Comparing models works similarly to multiple linear regression.
On the Compare tab of the multiple logistic regression dialog, first specify the main effects, interactions, and transforms for the second model. In many cases, the second model will be nested within the first model (i.e. it will use a subset of the effects, interactions, and transforms of the first). If this is the case, the second model will be a “simpler” model.
For logistic regression, Prism offers two approaches for comparing models: Akaike's criterion (AICc) and Likelihood Ratio Tests (LRT).
AICc is an information theory approach using a corrected version of Akaike's criterion. This method determines how well the data supports each model, taking into account the model deviance for each model. The option to report model deviance for the selected model is also available on the Goodness-of-fit tab of the multiple logistic regression dialog. The results are expressed as the probability that each model is correct, with the probabilities summing to 100%. Obviously, this method does not consider the possibility that a different model is correct. It just compares the two models it is asked to compare. If one model is much more likely to be correct than the other (say 1% vs. 99%), you will want to choose it. However, if the difference is not very big (say 40% vs. 60%), you wouldn’t know for sure which model was better, and you’d want to collect more data. Read more about how these calculations work.
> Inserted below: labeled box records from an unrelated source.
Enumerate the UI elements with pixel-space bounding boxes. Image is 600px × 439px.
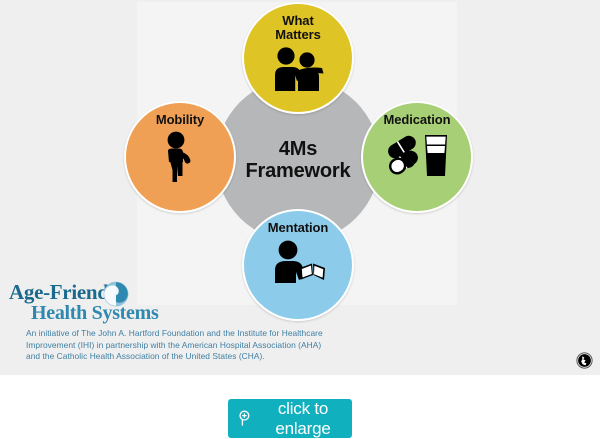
petal-medication-label: Medication <box>384 113 451 127</box>
petal-medication-label-line-1: Medication <box>384 113 451 127</box>
petal-mobility-label-line-1: Mobility <box>156 113 204 127</box>
globe-icon <box>576 352 593 369</box>
pills-and-glass-icon <box>385 131 449 177</box>
hub-label-line-1: 4Ms <box>246 138 351 160</box>
walking-person-icon <box>157 131 203 183</box>
petal-mentation-label-line-1: Mentation <box>268 221 328 235</box>
petal-what-matters-label-line-1: What <box>275 14 321 28</box>
petal-mobility-label: Mobility <box>156 113 204 127</box>
attribution-line-1: An initiative of The John A. Hartford Fo… <box>26 328 356 340</box>
attribution-line-2: Improvement (IHI) in partnership with th… <box>26 340 356 352</box>
magnifier-plus-icon <box>237 410 252 427</box>
age-friendly-logo-block: Age-Friendly Health Systems An initiativ… <box>9 280 349 326</box>
attribution-text: An initiative of The John A. Hartford Fo… <box>26 328 356 363</box>
attribution-line-3: and the Catholic Health Association of t… <box>26 351 356 363</box>
logo-lockup: Age-Friendly Health Systems <box>9 280 349 326</box>
enlarge-bar: click to enlarge <box>0 375 600 438</box>
click-to-enlarge-button[interactable]: click to enlarge <box>228 399 352 438</box>
hub-label: 4Ms Framework <box>246 138 351 182</box>
petal-what-matters[interactable]: What Matters <box>242 2 354 114</box>
petal-medication[interactable]: Medication <box>361 101 473 213</box>
person-reading-icon <box>267 239 329 285</box>
4ms-framework-diagram: 4Ms Framework What Matters <box>123 0 473 320</box>
petal-mobility[interactable]: Mobility <box>124 101 236 213</box>
framework-image-panel[interactable]: 4Ms Framework What Matters <box>0 0 600 375</box>
petal-mentation-label: Mentation <box>268 221 328 235</box>
two-people-icon <box>267 46 329 92</box>
petal-what-matters-label: What Matters <box>275 14 321 42</box>
spiral-icon <box>103 281 129 307</box>
enlarge-button-label: click to enlarge <box>254 399 352 439</box>
petal-what-matters-label-line-2: Matters <box>275 28 321 42</box>
logo-line-2: Health Systems <box>31 302 158 325</box>
hub-label-line-2: Framework <box>246 160 351 182</box>
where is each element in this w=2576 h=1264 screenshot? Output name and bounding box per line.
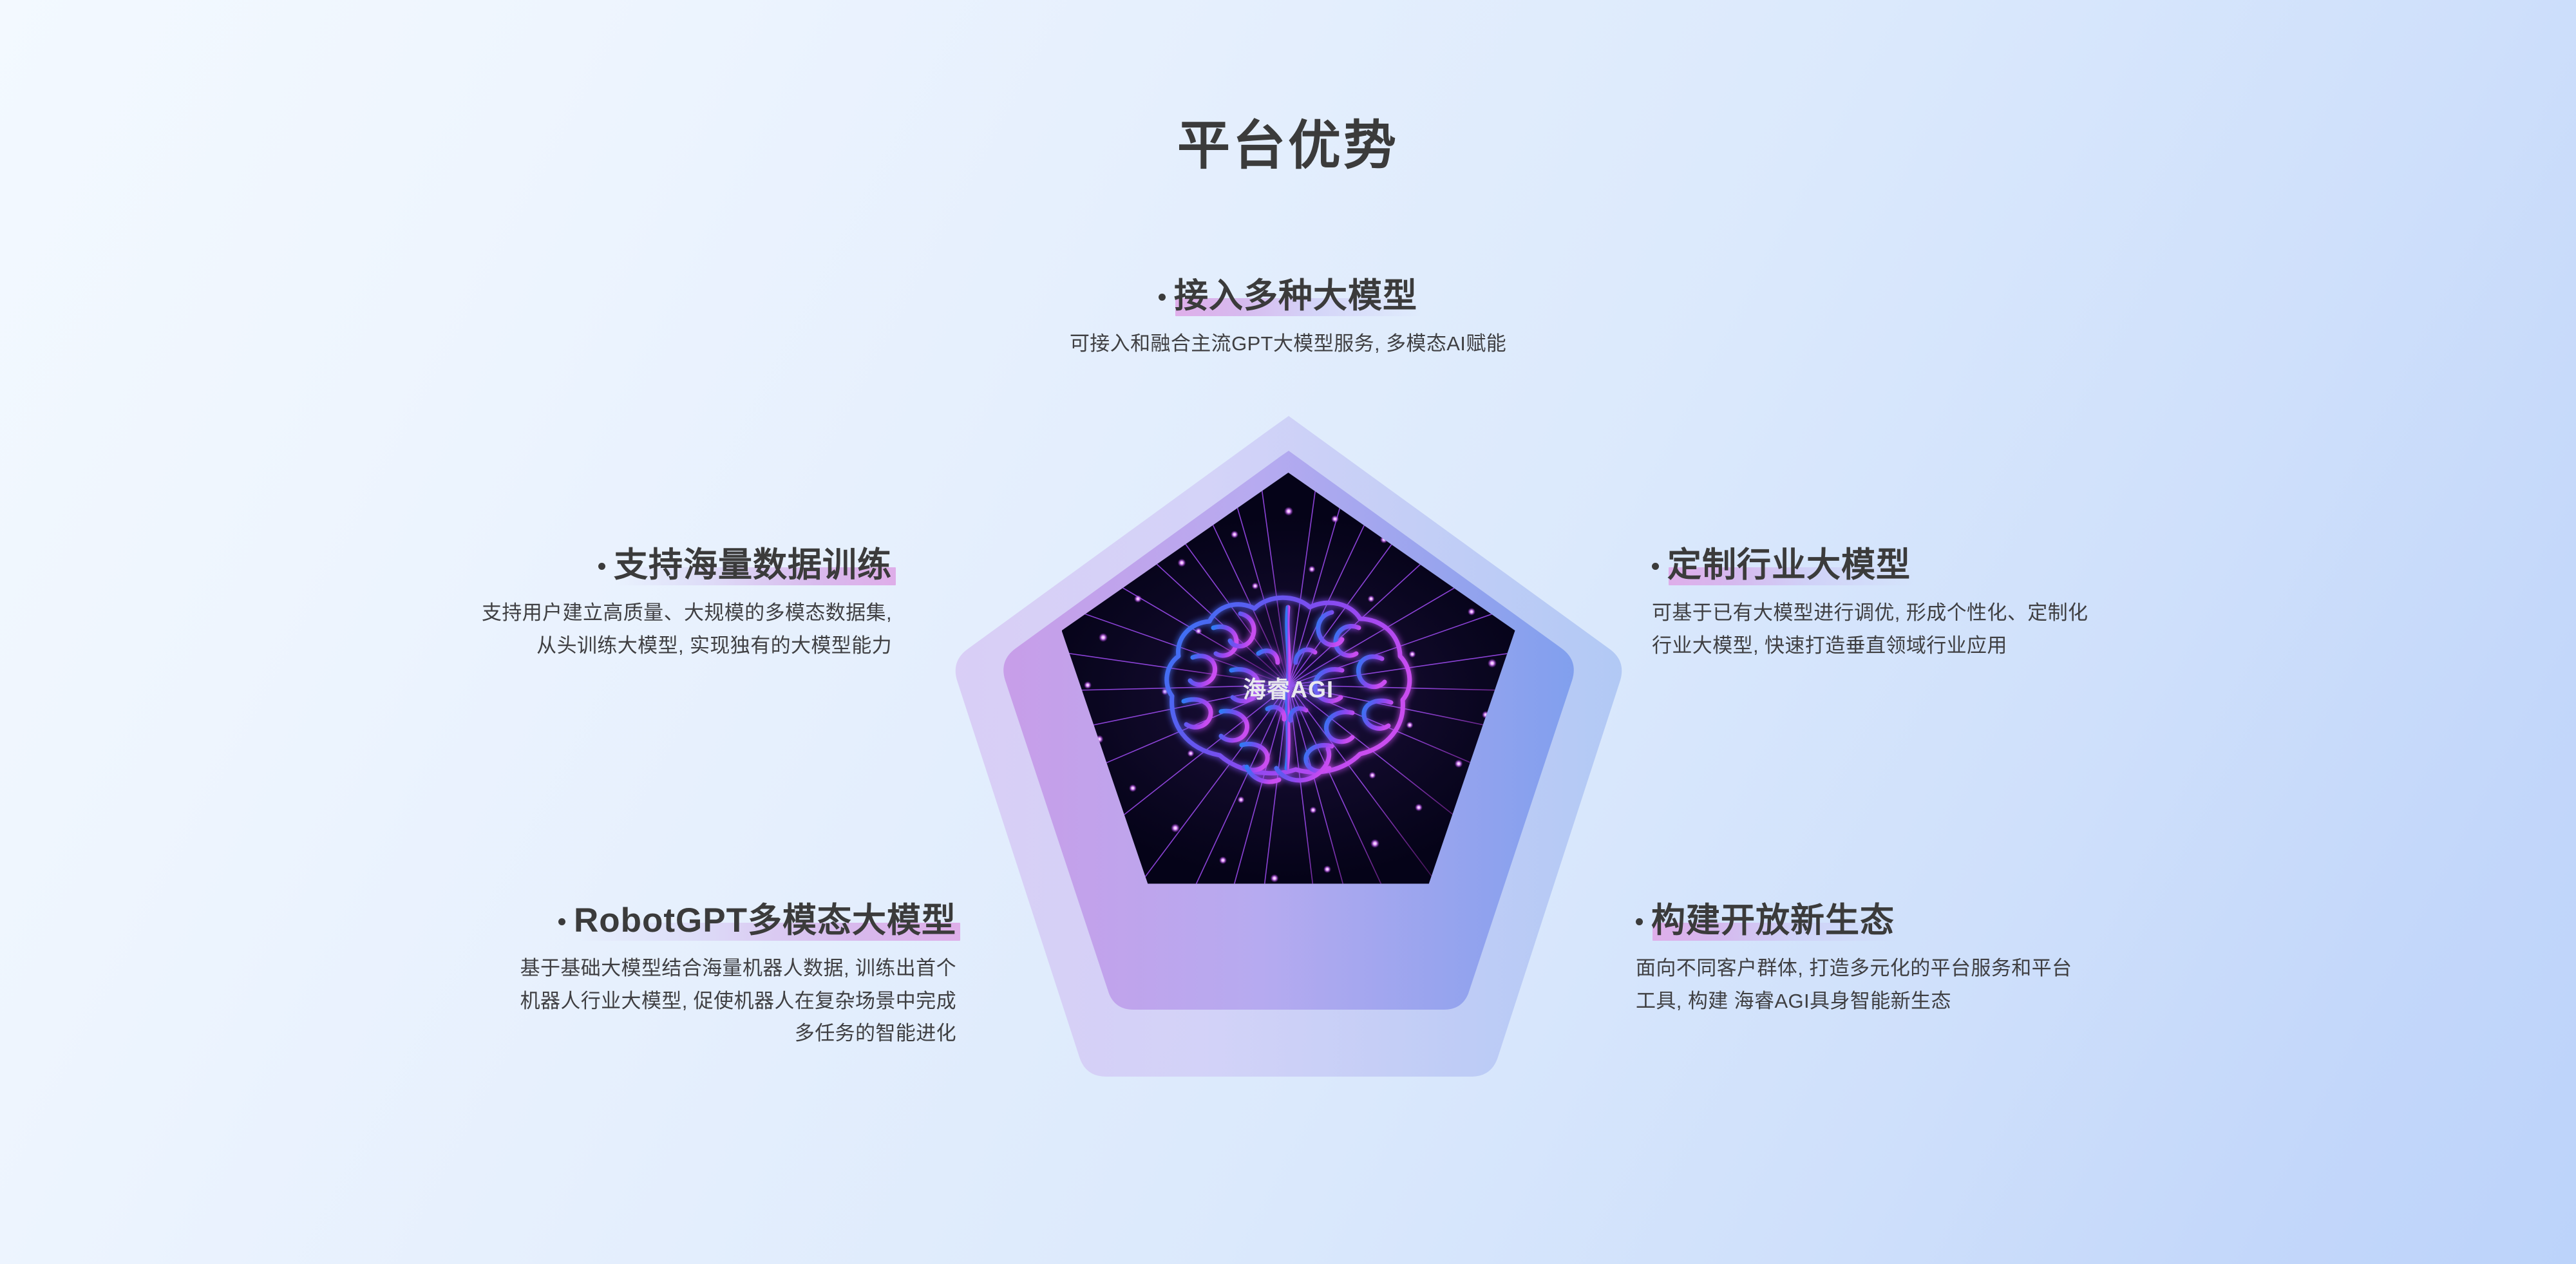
feature-custom-industry-model: 定制行业大模型 可基于已有大模型进行调优, 形成个性化、定制化 行业大模型, 快… [1652, 546, 2425, 662]
feature-heading: 定制行业大模型 [1652, 546, 1911, 584]
feature-heading-text: 构建开放新生态 [1651, 901, 1895, 939]
bullet-dot-icon [1159, 294, 1166, 301]
feature-description: 可接入和融合主流GPT大模型服务, 多模态AI赋能 [837, 328, 1739, 360]
feature-heading-text: 定制行业大模型 [1667, 546, 1911, 584]
feature-heading: 构建开放新生态 [1636, 901, 1895, 939]
pentagon-core: 海睿AGI [1062, 473, 1515, 905]
feature-open-ecosystem: 构建开放新生态 面向不同客户群体, 打造多元化的平台服务和平台 工具, 构建 海… [1636, 901, 2428, 1017]
bullet-dot-icon [1636, 918, 1643, 925]
feature-massive-data-training: 支持海量数据训练 支持用户建立高质量、大规模的多模态数据集, 从头训练大模型, … [180, 546, 892, 662]
feature-desc-line: 工具, 构建 海睿AGI具身智能新生态 [1636, 985, 2428, 1017]
feature-access-models: 接入多种大模型 可接入和融合主流GPT大模型服务, 多模态AI赋能 [837, 277, 1739, 361]
feature-desc-line: 基于基础大模型结合海量机器人数据, 训练出首个 [180, 952, 956, 985]
bullet-dot-icon [1652, 563, 1659, 570]
feature-desc-line: 面向不同客户群体, 打造多元化的平台服务和平台 [1636, 952, 2428, 985]
feature-desc-line: 可基于已有大模型进行调优, 形成个性化、定制化 [1652, 597, 2425, 629]
feature-description: 支持用户建立高质量、大规模的多模态数据集, 从头训练大模型, 实现独有的大模型能… [180, 597, 892, 661]
feature-heading: 支持海量数据训练 [598, 546, 892, 584]
feature-desc-line: 支持用户建立高质量、大规模的多模态数据集, [180, 597, 892, 629]
feature-desc-line: 多任务的智能进化 [180, 1017, 956, 1050]
feature-heading: RobotGPT多模态大模型 [558, 901, 956, 939]
infographic-stage: 平台优势 [0, 0, 2576, 1264]
feature-robotgpt-multimodal-model: RobotGPT多模态大模型 基于基础大模型结合海量机器人数据, 训练出首个 机… [180, 901, 956, 1050]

Importantly, AICc can be used to compare any two models on the same data set.
This test reports the difference of AICc values calculated for each of the selected models. More information on how AICc is calculated for logistic regression is given here.
Similar to the AICc, the LRT also uses the model deviance to determine which model is preferred. However, unlike AICc, LRTs are only appropriate for testing when one model is a reduced version of the other. Another way to describe this scenario is to say that the two models are “nested”. Although this test is only valid when the models are nested, Prism will not check if the models are nested. Therefore, you must be careful when selecting to compare two models using this test.
The test statistic is calculated as the difference between the deviance of the simpler model (the model with fewer parameters) and the more complex model (the model with more parameters):
LRT statistic = Deviance(simpler model) - Deviance(more complex model)
Adding parameters to a model (very nearly) always decreases the model deviance. Thus, the test statistic is how much smaller the deviance is for the more complex model. The value of this statistic is used to calculate a P value. A small P value suggests rejecting the null hypothesis that the simpler model is correct. In Prism, you can specify how small the P value must be to reject this null hypothesis (with a default of 0.05).